L’enfant au coeur du conflit parental sera bien en peine à se concentrer sur les apprentissages. Son système d’attachement étant toujours en alerte par la rivalité parentale et finalement par les 2 personnes qu’ils aiment le plus et qui sont primordiales à son bon développement. Cette alerte permanente, ne lui permet pas ou difficilement d’activer son système d’exploration.

 

– L’ANESTHÉSIE  ÉMOTIONNELLE:

Certains enfants au contraire, se plongent littéralement dans leur scolarité, façon pour eux de mettre à distance leur angoisse et oublier ce qui s’agite si violemment autour d’eux et en eux. Pour ce faire, ils mettent en sourdine leur système limbique… Le système limbique est justement là pour nous signaler qu’un de nos besoins fondamentaux n’est pas assouvi et cela déclenche une alerte émotionnelle, peur, colère, tristesse…Pour certains enfants, cette alerte est tellement forte qu’il faut la court circuiter pour la faire taire. En mettant en sourdine ce système d’alerte, l’enfant se coupe aussi de ses émotions. Il aura alors possiblement plus de difficultés à comprendre ce qui le traverse et ce que ses pairs ressentent émotionnellement. Par ce mécanisme, l’enfant réduit ses facultés d’apprentissage dans les habiletés sociales et de façon plus marginale, dans le développement de l’empathie. En effet, comment comprendre ce que l’autre traverse si je suis moi-même coupé de mes émotions?

 

D’autres manifestations symptomatiques doivent alerter comme les troubles de l’attention, l’hyperactivité et j’en passe.

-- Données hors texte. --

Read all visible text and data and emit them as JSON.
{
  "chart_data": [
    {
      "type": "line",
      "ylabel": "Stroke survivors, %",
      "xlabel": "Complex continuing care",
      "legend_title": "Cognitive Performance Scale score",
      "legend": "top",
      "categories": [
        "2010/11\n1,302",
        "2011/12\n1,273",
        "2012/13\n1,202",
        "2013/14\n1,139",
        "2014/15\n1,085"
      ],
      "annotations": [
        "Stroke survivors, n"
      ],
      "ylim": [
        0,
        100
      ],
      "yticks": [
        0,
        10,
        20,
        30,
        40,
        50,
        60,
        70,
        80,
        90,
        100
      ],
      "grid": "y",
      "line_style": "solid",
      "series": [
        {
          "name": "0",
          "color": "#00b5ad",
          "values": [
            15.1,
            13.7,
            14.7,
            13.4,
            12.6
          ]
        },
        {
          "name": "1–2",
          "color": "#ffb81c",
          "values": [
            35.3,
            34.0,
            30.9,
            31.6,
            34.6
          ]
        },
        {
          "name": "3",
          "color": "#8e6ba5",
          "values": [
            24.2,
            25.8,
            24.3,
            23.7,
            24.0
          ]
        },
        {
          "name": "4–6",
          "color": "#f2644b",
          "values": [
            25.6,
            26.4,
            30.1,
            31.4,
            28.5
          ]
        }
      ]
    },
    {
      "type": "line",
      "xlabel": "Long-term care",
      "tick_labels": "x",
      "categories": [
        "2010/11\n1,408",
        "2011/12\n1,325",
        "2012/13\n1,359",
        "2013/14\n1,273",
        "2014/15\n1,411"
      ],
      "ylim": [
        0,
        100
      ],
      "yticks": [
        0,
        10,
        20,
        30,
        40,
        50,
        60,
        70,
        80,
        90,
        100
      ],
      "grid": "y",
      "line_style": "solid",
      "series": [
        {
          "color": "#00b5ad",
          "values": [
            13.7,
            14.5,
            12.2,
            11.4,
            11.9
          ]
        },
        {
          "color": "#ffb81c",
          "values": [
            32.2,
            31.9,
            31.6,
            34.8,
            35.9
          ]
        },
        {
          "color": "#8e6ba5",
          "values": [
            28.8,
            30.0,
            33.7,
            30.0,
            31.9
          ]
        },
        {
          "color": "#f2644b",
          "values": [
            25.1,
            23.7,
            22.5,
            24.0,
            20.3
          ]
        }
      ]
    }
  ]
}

Ces troubles ne sont pas spécifiques au conflit mais ils sont indicateurs d’un vécu émotionnel difficile pour l’enfant.

 

Pour les parents  en conflit, plus le travail de médiation intervient rapidement dans la discorde, plus il sera aisé de rétablir une communication parentale sereine et constructive. Mais quel que soit le niveau de votre conflit, il est possible d’empêcher l’escalade pour construire une base de sécurité, nécessaire pour la communication parentale et l’évolution de l’enfant entre ses parents. 

 

Pour les professionnels de la protection de l’enfance qui accompagnent les situations les plus sévères de conflits entre parents, il n’est pas question de les  culpabiliser avec les effets de leur discorde sur l’enfant… mais de permettre un  basculement vers une responsabilisation individuelle, pour une responsabilité mutuelle! Le chemin n’est pas simple mais tellement riche et créateur de résilience pour tous!